(660h) Genetic and Environmental Manipulation of Somatic Embryo Formation for Plant Improvement

We present our progress in developing technology for plant improvement based on transient genetic manipulation of the developmental process of embryo formation as well as the environmental manipulation of the bioreactor in which the tissue culture takes place.

Somatic embryogenesis (SE) is a way to make superior plants with a desired trait. SE allows the reprogramming of a somatic cell to form a new plant. This extremely complex system is tightly controlled by a network of regulating factors in the plant’s signaling mechanism. This network can be tweaked by environmental changes or more recently by the introduction of transcription factors to activate or repress specific pathways. This manipulation can be done through an agrobacterium mediated gene transfer however, very precise timing and control is necessary to prevent abnormal development or the production of transgenic plants. As a result, transient expression, the introduction of a gene into the plant for a short period of time, is a critical tool that can be used to increase productivity of SE. In addition to the modified genetic environment, an optimal culture environment is essential for the successful implementation of this process at a scaled-up or commercial scale. Plant tissue bioreactors provide a way to control this environment but are often prohibitively expensive. A bioreactor system has been fabricated for plant tissue culture propagation which utilizes low-cost plastic bags combined with gravity driven flows as an approach to achieving scale-up and reducing costs. These temporary immersion bioreactors (TIB) provide for complete media-tissue contacting while minimizing boundary layer mass-transfer resistances and water-logging the plant tissue.

Using cacao (chocolate tree) as a plant model, we are mapping the gene profile expression during the process of SE. Using bioinformatics, transcription factors involved in regulation of SE have been identified and their interaction between these genes are being studied with the goal of developing a dynamic model to better understand the genes responsible for the somatic to embryo transition. Preliminary results of these genes overexpressed in Arabidopsis have shown regenerative capacity resulting in the development of new embryo like structures. These new structures developed abnormalities due to the continued expression of these transcription factors. Using a transient expression strategy however, cacao embryo production was doubled when the transcription factor Babyboom was expressed without stable integration into the genome.

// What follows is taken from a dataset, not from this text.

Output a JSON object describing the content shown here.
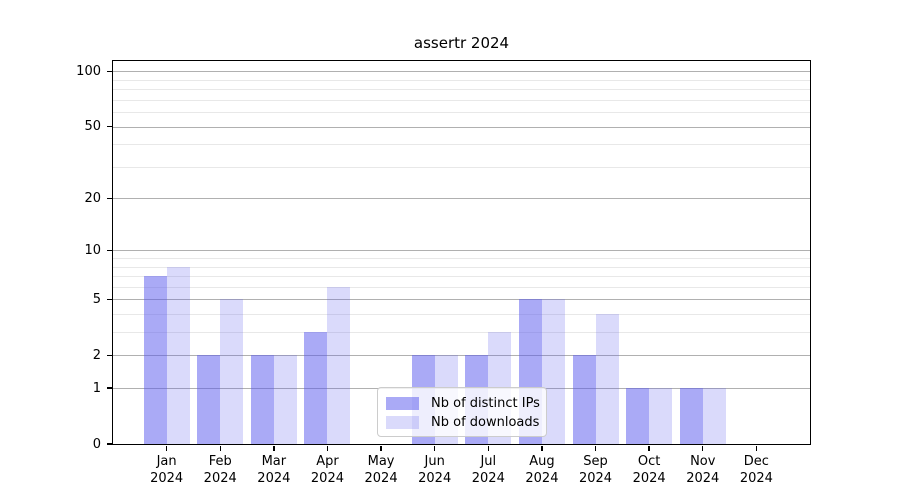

Despite the success observed using transcription factors, the process remains labor intensive at a small scale. In order to scale up the production the process must be automated while providing appropriate growing conditions. Bioreactors provide means to dynamically control the environmental conditions as well as incorporate transient gene expression. To minimize the cost of production we are developing a low cost TIB. The rationale behind the design focuses on the unique needs that come from plant propagation. The slow growth rates of plant embryos require much less stringent operating conditions than typical cell culture allowing the use of low cost disposable plastic bags as vessels allowing this control to be economically feasible. The different gas compositions required by the different stages of plant propagation can easily be adjusted by decoupling of gas and liquid flow, something that gravity driven flow makes possible. This low cost design has introduced minor setbacks including an increased risk of contamination and mechanical failure. These problems have been addressed through iterative design improvement. As a result the TIB has already been shown to improve the growth of N. benthamiana roots under elevated oxygen conditions as well as successfully grow watermelon photoautotrophically when supplemented with carbon dioxide.

Due to the growing prevalence of generic bio-products in the market, the future of bioengineering relies in increasing productivity and decreasing the cost of production. Using a transient gene expression approach to increase yield alongside a low cost TIB system provides for a plant tissue culture propagation system designed to meet these requirements.